On MRI, we observed high intensity around the perineum on the STIR sequence (a T2-weighted sequence). STIR reveals the presence of edema as an area with high intensity compared to the normal tissues [9, 10]. Arslan et al. reported that MRI is not reliable for the diagnosis of NF because while it has been shown to be fairly sensitive, it lacks specificity because tissue enhancement on T2-weighted imaging is frequently seen after trauma and other noninfectious inflammatory processes [11]. However, the evaluation of NF by STIR sequence of MRI may be a helpful tool for diagnosis after a detailed history and physical.

NF of the perineal, genital, or perianal regions is known as Fournier’s gangrene (FG), which can spread to the abdominal wall, causing soft tissue necrosis and sepsis [1214]. In these areas, wound care can be extremely difficult owing to wound contamination from stool. For this reason, patients with FG have often undergone diverting colostomy for infection control. Li et al. have reported that the use of enterostomy could significantly reduce the mortality rate in patients with FG [15]. In the present case, a diverting colostomy was not needed although we considered it upon initial presentation. However, the concurrent use of enterostomy for FG is still controversial [16, 17]. On the other hand, vacuum assisted closure (VAC) has been reported as a useful management for FG, resulting in reducing hospital stay and patient discomfort [18, 19]. In the present case, VAC therapy was not needed because the wound healing was prompt by conventional dressing.

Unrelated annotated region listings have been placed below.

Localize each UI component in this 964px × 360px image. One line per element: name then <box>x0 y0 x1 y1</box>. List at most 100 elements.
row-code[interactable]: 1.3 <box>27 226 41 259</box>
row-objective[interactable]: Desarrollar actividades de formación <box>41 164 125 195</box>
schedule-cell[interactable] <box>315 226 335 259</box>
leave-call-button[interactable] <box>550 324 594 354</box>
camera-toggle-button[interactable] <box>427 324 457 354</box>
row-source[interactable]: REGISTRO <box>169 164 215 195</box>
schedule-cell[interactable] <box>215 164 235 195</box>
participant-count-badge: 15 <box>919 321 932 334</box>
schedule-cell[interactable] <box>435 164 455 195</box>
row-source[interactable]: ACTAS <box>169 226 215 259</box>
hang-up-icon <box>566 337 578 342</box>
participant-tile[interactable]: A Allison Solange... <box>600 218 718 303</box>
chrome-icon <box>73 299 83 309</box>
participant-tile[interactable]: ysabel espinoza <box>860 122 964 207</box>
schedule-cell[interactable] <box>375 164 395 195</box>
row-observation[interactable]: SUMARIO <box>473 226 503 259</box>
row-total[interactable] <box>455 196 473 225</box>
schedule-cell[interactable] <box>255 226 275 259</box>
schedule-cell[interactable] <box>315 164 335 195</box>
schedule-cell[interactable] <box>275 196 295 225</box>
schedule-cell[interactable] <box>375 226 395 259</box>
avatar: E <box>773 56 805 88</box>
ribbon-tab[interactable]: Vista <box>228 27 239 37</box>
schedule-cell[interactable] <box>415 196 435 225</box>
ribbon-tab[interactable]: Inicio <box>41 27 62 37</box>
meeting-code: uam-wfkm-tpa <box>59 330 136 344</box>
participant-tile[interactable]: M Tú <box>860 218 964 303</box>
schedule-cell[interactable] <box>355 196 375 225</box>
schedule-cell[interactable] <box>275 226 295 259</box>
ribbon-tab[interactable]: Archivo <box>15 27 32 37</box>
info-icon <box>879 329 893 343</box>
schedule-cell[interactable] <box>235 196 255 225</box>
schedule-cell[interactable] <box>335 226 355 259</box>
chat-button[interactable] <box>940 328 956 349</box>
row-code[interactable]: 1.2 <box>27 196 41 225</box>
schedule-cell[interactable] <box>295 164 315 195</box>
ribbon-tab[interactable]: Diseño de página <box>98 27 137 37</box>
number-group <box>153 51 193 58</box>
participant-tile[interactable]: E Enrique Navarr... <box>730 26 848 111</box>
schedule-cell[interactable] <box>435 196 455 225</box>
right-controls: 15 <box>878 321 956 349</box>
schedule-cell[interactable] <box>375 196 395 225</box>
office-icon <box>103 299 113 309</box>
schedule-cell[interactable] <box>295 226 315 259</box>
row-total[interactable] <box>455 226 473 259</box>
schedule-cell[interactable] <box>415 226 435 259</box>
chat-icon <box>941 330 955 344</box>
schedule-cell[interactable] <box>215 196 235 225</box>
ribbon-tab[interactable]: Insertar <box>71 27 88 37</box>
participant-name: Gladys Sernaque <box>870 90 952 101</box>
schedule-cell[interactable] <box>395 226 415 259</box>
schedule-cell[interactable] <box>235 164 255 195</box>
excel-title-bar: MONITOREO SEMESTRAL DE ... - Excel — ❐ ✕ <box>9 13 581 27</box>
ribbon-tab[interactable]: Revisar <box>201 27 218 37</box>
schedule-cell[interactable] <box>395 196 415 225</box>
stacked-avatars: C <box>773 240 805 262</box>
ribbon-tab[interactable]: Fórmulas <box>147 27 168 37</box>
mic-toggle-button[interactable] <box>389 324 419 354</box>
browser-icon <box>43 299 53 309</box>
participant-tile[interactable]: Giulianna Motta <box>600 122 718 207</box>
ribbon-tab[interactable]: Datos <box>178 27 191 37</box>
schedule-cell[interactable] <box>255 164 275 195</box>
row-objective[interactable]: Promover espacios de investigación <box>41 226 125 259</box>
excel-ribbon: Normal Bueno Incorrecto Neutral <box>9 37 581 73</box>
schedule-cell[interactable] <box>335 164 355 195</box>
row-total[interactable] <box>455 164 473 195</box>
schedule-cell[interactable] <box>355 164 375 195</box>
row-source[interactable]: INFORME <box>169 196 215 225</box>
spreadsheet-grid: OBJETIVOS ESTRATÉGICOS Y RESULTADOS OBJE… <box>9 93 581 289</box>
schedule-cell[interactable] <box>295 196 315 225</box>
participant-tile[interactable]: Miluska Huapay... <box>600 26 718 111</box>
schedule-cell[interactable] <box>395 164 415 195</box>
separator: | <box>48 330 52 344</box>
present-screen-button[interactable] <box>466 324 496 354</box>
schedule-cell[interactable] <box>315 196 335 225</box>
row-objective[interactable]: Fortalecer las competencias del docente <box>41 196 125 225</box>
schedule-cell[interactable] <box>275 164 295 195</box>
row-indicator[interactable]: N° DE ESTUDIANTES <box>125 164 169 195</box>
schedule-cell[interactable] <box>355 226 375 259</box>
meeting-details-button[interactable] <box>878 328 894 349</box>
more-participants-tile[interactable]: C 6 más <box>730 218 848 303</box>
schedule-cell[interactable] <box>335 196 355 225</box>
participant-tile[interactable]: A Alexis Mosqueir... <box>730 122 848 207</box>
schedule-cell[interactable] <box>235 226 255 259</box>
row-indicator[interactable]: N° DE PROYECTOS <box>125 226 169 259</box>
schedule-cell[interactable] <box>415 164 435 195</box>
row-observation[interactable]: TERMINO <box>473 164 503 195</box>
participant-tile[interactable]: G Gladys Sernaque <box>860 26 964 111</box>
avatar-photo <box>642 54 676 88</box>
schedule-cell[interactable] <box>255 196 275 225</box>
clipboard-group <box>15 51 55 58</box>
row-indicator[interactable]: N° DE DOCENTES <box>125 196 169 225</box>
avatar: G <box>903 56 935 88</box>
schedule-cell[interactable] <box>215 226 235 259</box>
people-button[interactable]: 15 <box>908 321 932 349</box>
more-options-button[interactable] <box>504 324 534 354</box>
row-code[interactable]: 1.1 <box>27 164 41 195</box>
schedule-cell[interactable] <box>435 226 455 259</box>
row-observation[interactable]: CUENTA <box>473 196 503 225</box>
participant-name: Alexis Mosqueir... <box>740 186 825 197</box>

In conclusion, our experience indicates that primary suture for anoperineal injury should not be performed without careful and intensive follow-up due to the potential for developing NF without any predisposing risk factors. Additionally, a less-experienced physician should consult with an experienced physician as to the treatments of anoperineal injury.

Written informed consent was obtained from the patient for publication of this case report and any accompanying images.

Conflict of Interests

Susumu Saigusa and coauthors have no conflict of interests regarding the publication of this paper.